People, I am new to all this programming talk. Up until now it was quite easy to find answers by googling them but right here I have big trouble expressing what I want to ask, let me try: Erasing a vector calls the destructor before freeing the memory, right? Now how does a struct-vector react, if it is destructed? One does not define a destructor for these things, but is it correct to assume that if a struct is "destructed" each of its members' destructors will be called as well?

Let me give you an example:

#include <string>
#include <vector>
struct ding_t {
    std::string dang;
} foo;

strung boom_t {
    vector <ding_t> chuck;
} bar;

int main () {
    vector <boom_t> tom;
    tom.resize(10);
    tom[4].chuck.resize(5);
    tom[4].chuck[3].dang = "jerry";
    tom.erase();

    return 0;
}

in this case, will the memory allocated by

tom[4].chuck.resize(5);

be freed as well? Sorry for my vocabulary, but at this moment I am trying to move from pointers to the more sophisticated cpp language equivalent of vectors. I hope I got my point across. Thanks in advance guys and please just redirect me if this has already been asked, as I've said, I don't know how to circumscribe this question.

Yes, the memory will be freed automatically.

When a vector is destructed it will call the destructor of all the elements it contains. You didn't define a destructor for your struct so the compiler will provide a default one for you (that does nothing).

However if your vector contains pointers to objects it will be your responsibility to call the destructor on the objects before destructing the vector (because the vector will call the destructor of the pointers, not the pointed objects), if you have no other way to access them later.

See http://www.parashift.com/c++-faq-lite/dtors.html#faq-11.11 for the answer to your question and the entire article for a very good treatment of destructors in C++.

As to your second question: yes, the memory allocated by tom[4].chuck.resize(5); will get freed as well, since it is the vector's responsibility to manage its own memory allocations (which is the case for the "resize()" call.)

Answer: Since you are not allocating the Object dynamically with the new operator, you dont have to deallocate them manually.
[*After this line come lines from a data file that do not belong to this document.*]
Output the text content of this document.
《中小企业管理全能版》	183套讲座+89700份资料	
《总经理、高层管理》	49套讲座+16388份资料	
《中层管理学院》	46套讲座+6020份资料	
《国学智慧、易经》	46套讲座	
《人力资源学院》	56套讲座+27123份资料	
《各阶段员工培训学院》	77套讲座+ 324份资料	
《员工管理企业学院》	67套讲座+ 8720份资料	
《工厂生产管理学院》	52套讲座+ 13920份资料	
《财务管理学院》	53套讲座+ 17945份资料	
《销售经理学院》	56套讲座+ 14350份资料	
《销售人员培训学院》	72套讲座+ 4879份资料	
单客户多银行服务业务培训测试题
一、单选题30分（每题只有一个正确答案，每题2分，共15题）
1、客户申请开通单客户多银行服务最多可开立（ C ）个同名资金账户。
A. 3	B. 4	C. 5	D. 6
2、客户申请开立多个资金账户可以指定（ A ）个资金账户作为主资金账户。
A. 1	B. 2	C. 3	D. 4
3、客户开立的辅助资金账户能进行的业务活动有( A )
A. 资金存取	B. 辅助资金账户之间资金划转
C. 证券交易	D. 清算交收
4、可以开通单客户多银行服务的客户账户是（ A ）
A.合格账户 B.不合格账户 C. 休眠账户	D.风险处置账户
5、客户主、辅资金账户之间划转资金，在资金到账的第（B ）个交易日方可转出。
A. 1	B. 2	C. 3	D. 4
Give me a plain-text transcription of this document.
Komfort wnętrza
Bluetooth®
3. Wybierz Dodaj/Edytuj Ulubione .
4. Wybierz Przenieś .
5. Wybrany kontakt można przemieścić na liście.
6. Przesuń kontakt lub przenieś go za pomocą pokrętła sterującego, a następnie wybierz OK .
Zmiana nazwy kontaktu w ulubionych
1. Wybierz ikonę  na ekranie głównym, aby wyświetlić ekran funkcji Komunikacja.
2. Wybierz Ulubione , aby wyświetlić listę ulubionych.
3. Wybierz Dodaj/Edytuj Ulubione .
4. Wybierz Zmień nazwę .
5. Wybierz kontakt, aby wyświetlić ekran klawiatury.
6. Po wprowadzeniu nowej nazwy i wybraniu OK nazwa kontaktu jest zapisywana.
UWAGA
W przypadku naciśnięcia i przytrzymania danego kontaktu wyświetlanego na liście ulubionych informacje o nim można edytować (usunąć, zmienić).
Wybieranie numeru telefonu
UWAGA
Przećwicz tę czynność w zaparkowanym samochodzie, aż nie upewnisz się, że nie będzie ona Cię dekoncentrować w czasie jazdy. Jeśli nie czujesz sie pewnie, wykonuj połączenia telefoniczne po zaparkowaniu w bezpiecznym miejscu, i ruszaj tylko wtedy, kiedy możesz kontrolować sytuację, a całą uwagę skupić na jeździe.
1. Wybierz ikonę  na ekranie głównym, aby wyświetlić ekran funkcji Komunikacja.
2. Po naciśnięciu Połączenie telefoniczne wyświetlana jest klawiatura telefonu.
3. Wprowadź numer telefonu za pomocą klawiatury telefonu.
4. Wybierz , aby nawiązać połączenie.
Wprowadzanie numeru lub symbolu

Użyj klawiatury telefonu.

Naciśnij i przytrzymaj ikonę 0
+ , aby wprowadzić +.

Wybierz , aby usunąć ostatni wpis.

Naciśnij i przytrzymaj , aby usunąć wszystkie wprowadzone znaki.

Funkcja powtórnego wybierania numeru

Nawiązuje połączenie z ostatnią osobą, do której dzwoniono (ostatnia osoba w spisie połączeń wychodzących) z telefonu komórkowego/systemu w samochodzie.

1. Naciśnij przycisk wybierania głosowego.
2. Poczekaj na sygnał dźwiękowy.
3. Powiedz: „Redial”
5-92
It's done automatically for you.

Ok. Back to your code :)

If you want to erase the 6th element then use tom.erase (tom.begin()+5) .

And if you want to erase all elements then use tom.erase (tom.begin(),tom.end() ) .

To erase the first 3 elements use tom.erase (tom.begin(),tom.begin()+3).

#include <string>
#include <vector>
using namespace std;

struct ding_t 
{
    std::string dang;
} foo;

struct boom_t {
    std::vector <ding_t> chuck;
} bar;

int main () {
    vector <boom_t> tom;
    tom.resize(10);
    tom[4].chuck.resize(5);
    tom[4].chuck[3].dang = "jerry";

    //error C2661: 'erase' : no overloaded function takes 0 parameters
    //tom.erase( );

    // erase the 6th element
  tom.erase (tom.begin()+5);

    // erase the first 3 elements:
  //tom.erase (tom.begin(),tom.begin()+3);

    // erase everything:
  //tom.erase (tom.begin(),tom.end() );

    return 0;
}

Okay, I've done this little check, just to make sure. (Why didn't I think of this earlier... was quite late yesterday... ) The initial code was badly written and didn't work, apologies for that.

This:

#include <string>
#include <vector>

struct ding_t {
    std::string dang;
} foo;

struct boom_t {
    std::vector <ding_t> chuck;
} bar;

int main () {
    std::vector <boom_t> tom;

    while (true) {
        tom.resize(10);
        tom[4].chuck.resize(5);
        tom[4].chuck[3].dang = "jerry";
        tom.erase( tom.begin(), tom.end() );
    }

    return 0;
}

causes no memory leak, the used memory is stable.